- Antara
Apakah Gempa Palu M 6,7 Berpotensi Tsunami? BMKG Beri Keterangan Detailnya
Jakarta, tvOnenews.com - Badan Meteorologi, Klimatologi, dan Geofisika (BMKG) memberikan keterangan dampak dari gempa bumi magnitudo (M) 6,7 di Palu, Sulawesi Tengah (Sulteng) pada Selasa (16/6/2026) pagi hari.
Guncangan gempa bumi sangat kuat sehingga dirasakan di Palu, Kabupaten Sigi, Parigi Moutong, Donggala, dan Poso. Peristiwa ini menyebabkan aktivitas terganggu hingga masyarakat panik.
Gempa bumi yang mengguncang Palu juga dinilai berpotensi tsunami.
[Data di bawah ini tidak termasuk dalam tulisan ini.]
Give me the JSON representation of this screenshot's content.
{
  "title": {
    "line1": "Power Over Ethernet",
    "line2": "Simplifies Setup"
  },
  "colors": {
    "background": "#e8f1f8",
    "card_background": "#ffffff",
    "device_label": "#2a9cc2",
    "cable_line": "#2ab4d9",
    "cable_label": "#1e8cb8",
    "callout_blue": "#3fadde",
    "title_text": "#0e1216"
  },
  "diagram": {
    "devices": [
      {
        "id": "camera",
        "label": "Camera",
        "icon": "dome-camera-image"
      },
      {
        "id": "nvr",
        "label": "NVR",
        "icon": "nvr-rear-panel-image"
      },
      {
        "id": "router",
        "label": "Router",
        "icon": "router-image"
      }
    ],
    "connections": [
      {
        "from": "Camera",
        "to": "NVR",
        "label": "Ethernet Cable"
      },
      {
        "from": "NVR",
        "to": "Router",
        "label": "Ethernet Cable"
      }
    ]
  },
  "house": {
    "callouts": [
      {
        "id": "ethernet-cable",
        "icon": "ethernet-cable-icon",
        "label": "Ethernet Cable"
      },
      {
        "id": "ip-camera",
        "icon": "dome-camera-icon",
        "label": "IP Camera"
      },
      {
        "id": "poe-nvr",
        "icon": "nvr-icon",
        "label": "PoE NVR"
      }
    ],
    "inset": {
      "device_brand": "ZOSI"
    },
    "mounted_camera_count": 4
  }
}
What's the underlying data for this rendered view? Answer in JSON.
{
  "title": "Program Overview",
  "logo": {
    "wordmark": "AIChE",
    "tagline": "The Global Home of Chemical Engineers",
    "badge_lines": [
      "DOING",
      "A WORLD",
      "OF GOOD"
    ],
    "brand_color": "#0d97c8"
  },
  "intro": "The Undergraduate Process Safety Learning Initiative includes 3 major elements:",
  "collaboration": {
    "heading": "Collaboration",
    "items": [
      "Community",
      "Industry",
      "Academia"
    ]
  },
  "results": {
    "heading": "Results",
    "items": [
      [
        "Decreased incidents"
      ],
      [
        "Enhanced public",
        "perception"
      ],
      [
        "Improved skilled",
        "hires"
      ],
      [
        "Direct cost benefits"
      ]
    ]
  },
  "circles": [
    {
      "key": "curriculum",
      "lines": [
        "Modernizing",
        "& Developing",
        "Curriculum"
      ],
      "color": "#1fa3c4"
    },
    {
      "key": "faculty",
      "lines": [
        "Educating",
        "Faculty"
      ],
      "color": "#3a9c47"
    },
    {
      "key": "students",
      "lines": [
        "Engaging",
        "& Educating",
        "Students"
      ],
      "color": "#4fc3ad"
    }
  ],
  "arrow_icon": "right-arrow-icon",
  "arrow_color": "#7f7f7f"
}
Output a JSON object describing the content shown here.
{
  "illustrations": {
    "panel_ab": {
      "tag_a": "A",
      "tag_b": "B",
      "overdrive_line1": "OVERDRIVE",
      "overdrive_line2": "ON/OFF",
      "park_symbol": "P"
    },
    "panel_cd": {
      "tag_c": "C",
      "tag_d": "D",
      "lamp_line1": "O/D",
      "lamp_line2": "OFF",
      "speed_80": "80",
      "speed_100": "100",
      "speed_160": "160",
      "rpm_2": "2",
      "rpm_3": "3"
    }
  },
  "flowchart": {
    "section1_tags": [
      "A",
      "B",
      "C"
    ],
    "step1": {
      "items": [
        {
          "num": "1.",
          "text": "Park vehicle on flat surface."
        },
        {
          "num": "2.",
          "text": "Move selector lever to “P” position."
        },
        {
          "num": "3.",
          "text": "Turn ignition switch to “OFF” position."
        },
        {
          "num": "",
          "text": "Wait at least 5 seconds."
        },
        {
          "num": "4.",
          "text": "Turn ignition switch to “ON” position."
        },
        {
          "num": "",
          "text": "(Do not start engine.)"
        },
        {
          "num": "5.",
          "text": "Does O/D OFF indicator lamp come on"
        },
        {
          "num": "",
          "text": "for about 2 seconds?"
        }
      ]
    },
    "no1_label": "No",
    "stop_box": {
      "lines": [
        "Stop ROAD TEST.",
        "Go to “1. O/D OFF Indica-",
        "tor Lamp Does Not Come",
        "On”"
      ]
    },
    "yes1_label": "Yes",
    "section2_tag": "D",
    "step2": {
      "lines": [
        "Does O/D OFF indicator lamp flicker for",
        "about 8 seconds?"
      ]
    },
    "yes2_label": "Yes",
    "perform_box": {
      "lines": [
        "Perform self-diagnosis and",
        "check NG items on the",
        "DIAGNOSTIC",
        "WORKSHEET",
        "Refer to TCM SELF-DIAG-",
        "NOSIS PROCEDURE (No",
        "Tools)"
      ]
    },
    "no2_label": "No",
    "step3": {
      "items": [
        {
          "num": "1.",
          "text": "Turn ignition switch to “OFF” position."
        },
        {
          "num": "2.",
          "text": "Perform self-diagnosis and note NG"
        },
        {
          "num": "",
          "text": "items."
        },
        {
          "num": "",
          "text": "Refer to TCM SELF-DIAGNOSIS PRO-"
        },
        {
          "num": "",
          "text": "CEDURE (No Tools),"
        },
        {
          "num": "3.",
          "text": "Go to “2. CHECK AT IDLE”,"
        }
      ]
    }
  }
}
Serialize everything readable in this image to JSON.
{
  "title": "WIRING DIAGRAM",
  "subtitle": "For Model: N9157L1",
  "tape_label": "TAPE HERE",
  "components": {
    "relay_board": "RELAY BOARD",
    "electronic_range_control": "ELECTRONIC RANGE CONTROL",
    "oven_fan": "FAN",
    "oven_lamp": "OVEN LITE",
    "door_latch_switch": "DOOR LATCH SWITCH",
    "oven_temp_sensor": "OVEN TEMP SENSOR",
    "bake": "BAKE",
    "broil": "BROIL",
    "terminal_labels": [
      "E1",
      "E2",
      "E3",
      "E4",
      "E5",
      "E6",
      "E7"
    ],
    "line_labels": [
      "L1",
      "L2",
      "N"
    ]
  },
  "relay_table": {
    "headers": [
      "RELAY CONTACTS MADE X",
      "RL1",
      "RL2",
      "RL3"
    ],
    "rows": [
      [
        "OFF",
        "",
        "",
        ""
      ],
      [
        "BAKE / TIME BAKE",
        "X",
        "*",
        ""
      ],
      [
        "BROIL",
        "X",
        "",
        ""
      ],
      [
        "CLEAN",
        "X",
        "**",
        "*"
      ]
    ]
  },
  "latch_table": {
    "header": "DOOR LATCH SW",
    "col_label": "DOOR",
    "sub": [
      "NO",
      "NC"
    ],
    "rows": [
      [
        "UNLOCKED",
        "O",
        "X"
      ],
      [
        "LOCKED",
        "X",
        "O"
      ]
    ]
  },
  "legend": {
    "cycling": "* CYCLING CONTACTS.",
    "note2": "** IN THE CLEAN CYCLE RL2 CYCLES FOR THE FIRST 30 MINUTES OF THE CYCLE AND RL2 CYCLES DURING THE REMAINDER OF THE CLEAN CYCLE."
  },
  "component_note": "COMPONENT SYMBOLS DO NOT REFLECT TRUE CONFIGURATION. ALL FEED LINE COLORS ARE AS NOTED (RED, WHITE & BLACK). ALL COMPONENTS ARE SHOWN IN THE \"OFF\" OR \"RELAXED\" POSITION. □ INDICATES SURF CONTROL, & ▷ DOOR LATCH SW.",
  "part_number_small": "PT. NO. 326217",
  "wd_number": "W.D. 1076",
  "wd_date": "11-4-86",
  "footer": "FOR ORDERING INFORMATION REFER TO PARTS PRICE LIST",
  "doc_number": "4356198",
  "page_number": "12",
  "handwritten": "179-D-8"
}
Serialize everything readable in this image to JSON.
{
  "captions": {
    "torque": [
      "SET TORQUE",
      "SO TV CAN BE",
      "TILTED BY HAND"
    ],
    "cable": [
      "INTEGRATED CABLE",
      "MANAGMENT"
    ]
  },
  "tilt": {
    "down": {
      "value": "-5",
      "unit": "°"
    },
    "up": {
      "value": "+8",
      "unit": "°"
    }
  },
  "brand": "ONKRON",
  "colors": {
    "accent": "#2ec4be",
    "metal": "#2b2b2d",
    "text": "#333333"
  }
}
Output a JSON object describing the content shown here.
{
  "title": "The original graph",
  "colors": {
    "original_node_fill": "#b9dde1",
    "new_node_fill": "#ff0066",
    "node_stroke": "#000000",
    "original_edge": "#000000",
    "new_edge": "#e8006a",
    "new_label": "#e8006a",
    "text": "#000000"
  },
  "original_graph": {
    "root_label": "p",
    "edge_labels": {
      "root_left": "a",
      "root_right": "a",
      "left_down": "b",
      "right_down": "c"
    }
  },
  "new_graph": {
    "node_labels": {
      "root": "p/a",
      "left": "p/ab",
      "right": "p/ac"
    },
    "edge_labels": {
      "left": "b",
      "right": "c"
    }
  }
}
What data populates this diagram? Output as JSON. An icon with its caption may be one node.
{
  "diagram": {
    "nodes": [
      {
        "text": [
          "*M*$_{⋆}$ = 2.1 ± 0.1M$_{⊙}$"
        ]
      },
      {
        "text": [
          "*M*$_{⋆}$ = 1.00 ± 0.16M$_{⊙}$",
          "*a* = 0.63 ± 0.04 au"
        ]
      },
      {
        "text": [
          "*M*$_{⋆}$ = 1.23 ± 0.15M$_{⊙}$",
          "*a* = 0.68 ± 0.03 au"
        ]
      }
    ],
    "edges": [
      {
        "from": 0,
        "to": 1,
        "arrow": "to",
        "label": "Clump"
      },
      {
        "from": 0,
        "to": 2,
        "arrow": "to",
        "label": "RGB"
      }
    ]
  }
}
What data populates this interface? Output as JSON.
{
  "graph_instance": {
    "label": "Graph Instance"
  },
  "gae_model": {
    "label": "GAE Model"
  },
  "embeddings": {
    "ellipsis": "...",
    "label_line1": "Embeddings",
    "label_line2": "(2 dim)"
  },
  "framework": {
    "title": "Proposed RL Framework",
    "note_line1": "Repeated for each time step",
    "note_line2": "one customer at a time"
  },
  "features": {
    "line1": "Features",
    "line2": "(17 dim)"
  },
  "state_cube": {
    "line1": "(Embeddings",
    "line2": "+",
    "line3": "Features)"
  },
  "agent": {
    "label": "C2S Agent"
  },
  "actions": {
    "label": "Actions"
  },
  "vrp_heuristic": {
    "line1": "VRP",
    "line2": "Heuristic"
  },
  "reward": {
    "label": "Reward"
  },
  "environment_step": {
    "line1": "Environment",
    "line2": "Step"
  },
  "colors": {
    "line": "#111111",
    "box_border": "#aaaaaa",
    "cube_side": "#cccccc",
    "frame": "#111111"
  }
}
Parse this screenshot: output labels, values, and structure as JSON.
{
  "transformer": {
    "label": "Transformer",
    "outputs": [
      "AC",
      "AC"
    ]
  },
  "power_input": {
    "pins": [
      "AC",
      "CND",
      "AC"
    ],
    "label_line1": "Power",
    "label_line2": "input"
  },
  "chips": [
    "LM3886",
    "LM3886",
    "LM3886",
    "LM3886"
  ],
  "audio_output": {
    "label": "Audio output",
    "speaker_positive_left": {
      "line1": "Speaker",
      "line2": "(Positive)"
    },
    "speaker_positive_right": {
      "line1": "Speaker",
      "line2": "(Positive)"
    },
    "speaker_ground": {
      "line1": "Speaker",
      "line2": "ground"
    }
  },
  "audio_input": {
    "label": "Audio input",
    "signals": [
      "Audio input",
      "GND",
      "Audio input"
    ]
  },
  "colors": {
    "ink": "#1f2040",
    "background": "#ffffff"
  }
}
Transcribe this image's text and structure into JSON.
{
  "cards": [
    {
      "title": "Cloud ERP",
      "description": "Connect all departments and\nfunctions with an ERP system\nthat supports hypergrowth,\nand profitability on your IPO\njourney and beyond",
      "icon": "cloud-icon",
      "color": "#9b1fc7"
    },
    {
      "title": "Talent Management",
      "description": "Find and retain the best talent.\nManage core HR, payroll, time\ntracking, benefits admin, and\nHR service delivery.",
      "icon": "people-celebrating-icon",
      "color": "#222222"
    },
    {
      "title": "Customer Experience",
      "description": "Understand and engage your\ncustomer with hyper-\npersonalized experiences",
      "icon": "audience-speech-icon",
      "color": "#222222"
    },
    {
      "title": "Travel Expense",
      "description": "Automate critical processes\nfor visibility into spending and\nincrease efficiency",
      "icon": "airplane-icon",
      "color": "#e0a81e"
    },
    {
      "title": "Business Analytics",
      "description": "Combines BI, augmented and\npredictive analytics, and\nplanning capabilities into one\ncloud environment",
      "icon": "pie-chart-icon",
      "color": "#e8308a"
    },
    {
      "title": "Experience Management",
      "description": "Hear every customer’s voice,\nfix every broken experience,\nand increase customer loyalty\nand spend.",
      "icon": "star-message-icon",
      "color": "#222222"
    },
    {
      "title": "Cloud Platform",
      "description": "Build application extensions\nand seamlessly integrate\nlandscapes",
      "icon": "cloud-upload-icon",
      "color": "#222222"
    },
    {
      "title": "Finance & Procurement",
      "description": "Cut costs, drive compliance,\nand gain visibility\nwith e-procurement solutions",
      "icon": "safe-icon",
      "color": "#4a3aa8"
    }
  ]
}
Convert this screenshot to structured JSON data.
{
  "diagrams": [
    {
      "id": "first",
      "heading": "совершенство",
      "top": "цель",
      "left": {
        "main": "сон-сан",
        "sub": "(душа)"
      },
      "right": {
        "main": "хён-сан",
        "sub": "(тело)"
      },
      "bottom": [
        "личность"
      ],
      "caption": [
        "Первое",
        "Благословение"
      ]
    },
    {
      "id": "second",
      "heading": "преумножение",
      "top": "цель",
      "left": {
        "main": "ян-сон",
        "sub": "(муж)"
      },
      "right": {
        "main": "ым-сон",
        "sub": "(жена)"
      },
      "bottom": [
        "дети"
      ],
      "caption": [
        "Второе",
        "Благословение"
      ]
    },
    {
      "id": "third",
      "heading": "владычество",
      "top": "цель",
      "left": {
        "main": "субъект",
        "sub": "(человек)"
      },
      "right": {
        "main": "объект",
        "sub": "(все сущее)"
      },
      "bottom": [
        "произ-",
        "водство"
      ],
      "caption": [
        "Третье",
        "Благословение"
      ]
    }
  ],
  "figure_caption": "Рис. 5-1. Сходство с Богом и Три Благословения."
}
Adapun episenter gempa berada di koordinat 1,03 LS dan 120,24 BT atau sekitar 42 kilometer dari tenggara Kota Palu dengan kedalaman 10 kilometer.
Direktur Gempa Bumi dan Tsunami BMKG, Wijayanto mulanya menjelaskan penyebab utama gempa bumi di Palu. Peristiwa ini masuk dalam aktivitas gempa tektonik yang terjadi akibat sesar aktif.
"Gempa ini terjadi akibat di Sesar Sausu, Sulawesi Tengah. Mekanisme pergerakannya turun atau normal fault," ujar Wijayanto melalui program Kabar Petang tvOne, Selasa, 16 Juni 2026.
Apakah Ada Potensi Gempa Bumi Susulan hingga Tsunami ke Depannya?
- dok. Kantor Pencarian dan Pertolongan Palu
Lebih lanjut, Wijayanto menuturkan hasil dari monitoring tim BMKG pada sore hari sudah terjadi sekitar 105 gempa aktivitas gempa susulan.
"Dan di antaranya ada 17 gempa itu dirasakan oleh masyarakat. Jadi, tentunya ini gempa susulan masih terus terjadi dengan magnitudo yang semakin kecil," terangnya.
Menurutnya, ada potensi gempa susulan di kawasan tersebut dengan maksimum sekitar M 5,1. Hingga kini, BMKG masih melakukan monitoring terkait bencana alam tersebut.
"Mudah-mudahan frekuensinya akan semakin menurun dan aktivitas magnitudonya itu juga akan semakin mengecil," ucapnya.
Kemudian, Direktur Gempa Bumi dan Tsunami BMKG tersebut menyatakan gempa bumi mengguncang Kota Palu tidak berpotensi tsunami. Sebab, pusat gempa ini terletak di darat, tepatnya di sesar aktif.
"Biasanya gempa yang berpotensi tsunami itu terjadi di laut. Jadi, dari parameter gempa yang kita dapat dengan M 6,7 kedalaman dangkal, kita simulasikan dari hasil model itu tidak berpotensi tsunami," katanya.
Kendati demikian, BMKG terus memonitoring aktivitas pasang dan surut air laut di beberapa titik sensor di sekitar lokasi. Setidaknya area untuk pemantauan berada di daerah Parigi dan Poso.